Aku bertahan di teras kamar, ditemani nyanyian burung dan berisiknya ranting. Butuh waktu untuk menenangkan diri sebelum keluar dari kamar. Otakku memutar kembali peristiwa yang terjadi kemarin. Majalah online, kafe, dan lelaki berdarah campuran. Berita dalam majalah online itu terbit satu minggu sebelumnya. Pantas saja jika lelaki itu sudah berada di kota ini.
***
Jika aku bertanya kehidupan siapa yang tidak memiliki masalah, bisakah kalian menunjukkannya padaku? Aku ingin bertanya bagaimana membuat masalah tidak hadir. Aku ingin bertanya seperti apa mereka hidup. Bagaimana mereka merasakan hidup tanpa masalah. Kupikir tidak akan ada jawaban atas semua pertanyaan itu. Tidak ada hidup tanpa masalah, yang ada hanya bagaimana menghadapai masalah yang hadir.
Aku tidak tahu mengapa hari ini terasa begitu berat. Masalah di kampus. Tugas belum selesai. Dan lelaki disampingku juga menunjukkan suasana hati yang buruk.
"Gimana hari ini?"
"..."
"Kamu udah makan?"
"..."
"Jalan-jalan yuk. Suntuk banget hari ini. Pengen makan yang manis-manis deh." Tidak ada jawaban, yang kudapat hanya tatapan tajamnya dan kalimat ketus.
"Berisik!" Setelahnya langkah kaki menjauh dari sisi kananku.
Aku tidak tahu jika ternyata suatu saat masalah ini menjadi rutinitas yang terus berlanjut.

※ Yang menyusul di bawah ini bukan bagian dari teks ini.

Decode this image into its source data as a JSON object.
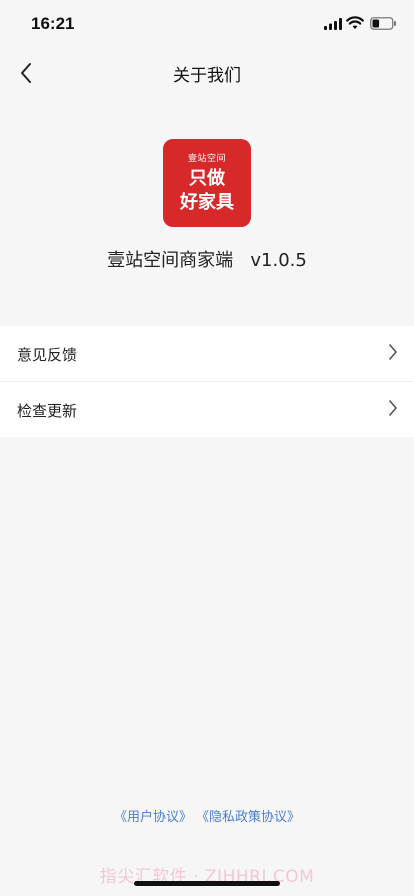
{
  "status_bar": {
    "time": "16:21",
    "icons": [
      "signal-icon",
      "wifi-icon",
      "battery-icon"
    ],
    "battery_level": 0.35
  },
  "nav": {
    "title": "关于我们",
    "back_icon": "chevron-left-icon"
  },
  "app": {
    "logo_small_text": "壹站空间",
    "logo_line1": "只做",
    "logo_line2": "好家具",
    "logo_color": "#d7282a",
    "name": "壹站空间商家端",
    "version": "v1.0.5"
  },
  "menu": {
    "items": [
      {
        "label": "意见反馈",
        "icon": "chevron-right-icon"
      },
      {
        "label": "检查更新",
        "icon": "chevron-right-icon"
      }
    ]
  },
  "footer": {
    "user_agreement": "《用户协议》",
    "privacy_policy": "《隐私政策协议》",
    "link_color": "#4a7fcf"
  },
  "watermark": "指尖汇软件 · ZJHHRJ.COM"
}
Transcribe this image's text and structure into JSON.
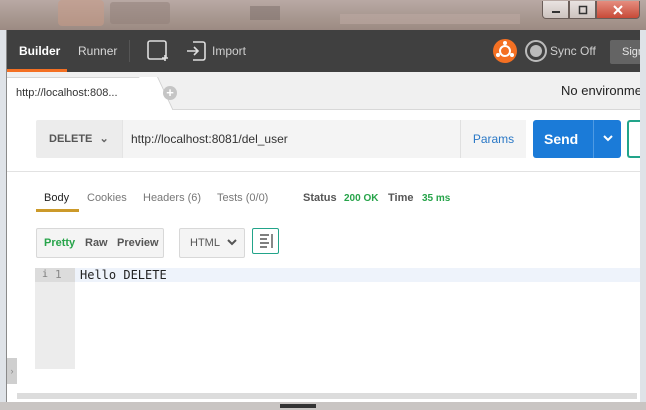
{
  "window": {
    "minimize_icon": "minimize-icon",
    "maximize_icon": "maximize-icon",
    "close_icon": "close-icon"
  },
  "toolbar": {
    "builder_label": "Builder",
    "runner_label": "Runner",
    "import_label": "Import",
    "sync_label": "Sync Off",
    "signin_label": "Sign",
    "accent_color": "#f47023"
  },
  "tabs": {
    "request_tab_label": "http://localhost:808...",
    "add_tab_glyph": "+",
    "environment_label": "No environme"
  },
  "request": {
    "method": "DELETE",
    "url": "http://localhost:8081/del_user",
    "params_label": "Params",
    "send_label": "Send",
    "send_color": "#1b7bd8"
  },
  "response": {
    "tabs": [
      "Body",
      "Cookies",
      "Headers (6)",
      "Tests (0/0)"
    ],
    "active_tab": "Body",
    "status_label": "Status",
    "status_value": "200 OK",
    "time_label": "Time",
    "time_value": "35 ms",
    "status_color": "#27a44a",
    "formats": [
      "Pretty",
      "Raw",
      "Preview"
    ],
    "active_format": "Pretty",
    "language": "HTML",
    "body_lines": [
      {
        "number": "1",
        "fold": "i",
        "text": "Hello DELETE"
      }
    ]
  }
}
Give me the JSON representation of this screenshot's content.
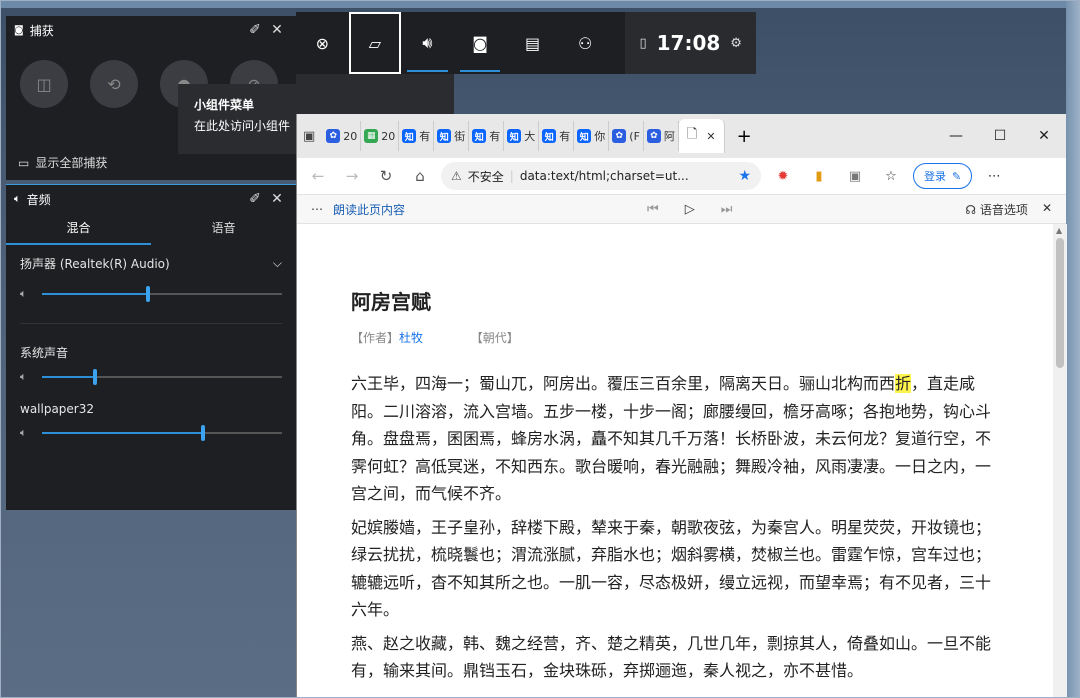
{
  "capture_widget": {
    "title": "捕获",
    "show_all_label": "显示全部捕获"
  },
  "tooltip": {
    "title": "小组件菜单",
    "desc": "在此处访问小组件"
  },
  "audio_widget": {
    "title": "音频",
    "tabs": [
      "混合",
      "语音"
    ],
    "device": "扬声器 (Realtek(R) Audio)",
    "device_volume": 0.44,
    "system_label": "系统声音",
    "system_volume": 0.22,
    "app_label": "wallpaper32",
    "app_volume": 0.67
  },
  "gamebar": {
    "time": "17:08"
  },
  "browser": {
    "tabs": [
      {
        "icon": "paw",
        "color": "#2b5fe0",
        "text": "20"
      },
      {
        "icon": "grid",
        "color": "#34a853",
        "text": "20"
      },
      {
        "icon": "zhi",
        "color": "#0a66ff",
        "text": "有"
      },
      {
        "icon": "zhi",
        "color": "#0a66ff",
        "text": "街"
      },
      {
        "icon": "zhi",
        "color": "#0a66ff",
        "text": "有"
      },
      {
        "icon": "zhi",
        "color": "#0a66ff",
        "text": "大"
      },
      {
        "icon": "zhi",
        "color": "#0a66ff",
        "text": "有"
      },
      {
        "icon": "zhi",
        "color": "#0a66ff",
        "text": "你"
      },
      {
        "icon": "paw",
        "color": "#2b5fe0",
        "text": "(F"
      },
      {
        "icon": "paw",
        "color": "#2b5fe0",
        "text": "阿"
      }
    ],
    "insecure_label": "不安全",
    "url": "data:text/html;charset=ut...",
    "login_label": "登录",
    "read_aloud_label": "朗读此页内容",
    "voice_options_label": "语音选项"
  },
  "document": {
    "title": "阿房宫赋",
    "author_tag": "【作者】",
    "author": "杜牧",
    "dynasty_tag": "【朝代】",
    "paragraphs": [
      "六王毕，四海一；蜀山兀，阿房出。覆压三百余里，隔离天日。骊山北构而西折，直走咸阳。二川溶溶，流入宫墙。五步一楼，十步一阁；廊腰缦回，檐牙高啄；各抱地势，钩心斗角。盘盘焉，囷囷焉，蜂房水涡，矗不知其几千万落！长桥卧波，未云何龙？复道行空，不霁何虹？高低冥迷，不知西东。歌台暖响，春光融融；舞殿冷袖，风雨凄凄。一日之内，一宫之间，而气候不齐。",
      "妃嫔媵嫱，王子皇孙，辞楼下殿，辇来于秦，朝歌夜弦，为秦宫人。明星荧荧，开妆镜也；绿云扰扰，梳晓鬟也；渭流涨腻，弃脂水也；烟斜雾横，焚椒兰也。雷霆乍惊，宫车过也；辘辘远听，杳不知其所之也。一肌一容，尽态极妍，缦立远视，而望幸焉；有不见者，三十六年。",
      "燕、赵之收藏，韩、魏之经营，齐、楚之精英，几世几年，剽掠其人，倚叠如山。一旦不能有，输来其间。鼎铛玉石，金块珠砾，弃掷逦迤，秦人视之，亦不甚惜。"
    ]
  }
}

Renggang tanpa tahu sebab. Merekat sendirinya. Sebelum akhirnya aku mendapati sesuatu memang salah sejak awal.
***
Ada banyak sudut dari rumah ini yang selalu bisa membuat suasana kembali tenang tapi bukan berarti sepi. Berada jauh dari bahu jalan lingkungan perumahan kami. Tanah yang cukup luas untuk membuat taman mini di sisi rumah. Daun pohon trembesi yang rindang menjadi kanopi alam dari rumah ini. Ayahlah yang memutuskan agar pohon itu tidak ditebang. Hingga ketika aku berumur tujuh tahun ayah memutuskan untuk membuat arbor domus pada salah satu dahannya.
Rumah pohon yang sengaja dibuat untuk tempat kami—aku dan bang Rafka—mendengar cerita ayah. Setidaknya satu waktu dalam selang tiga hari ayah akan mengisahkan cerita-ceritanya yang hebat. Berada di tengah-tengah batang pohon trembesi yang kuat dengan papan kayu sebagai alas. Tempat yang cocok untuk berlindung; damai, jauh dari keributan dan bising kendaraan.
Aku mendapati diri bersandar pada teras dinding rumah pohon tepat menghadap sisi utara, merasa kecil di tengah rimbun daun yang menjadi pelindungnya. Berlapis-lapis awan menggores langit di sisi utara. Pikiranku langsung tersedot pada kedamaian dari kisah-kisah hebat dan nasihat-nasihat ayah.
Jangan pernah menyimpan dendam apapun dihati. Tidak ada yang lebih menenangkan selain memaafkan semua kesalahan orang.
"Ayah... apakah Bella sanggup melakukannya," aku mendengar suara itu dari bibirku sendiri.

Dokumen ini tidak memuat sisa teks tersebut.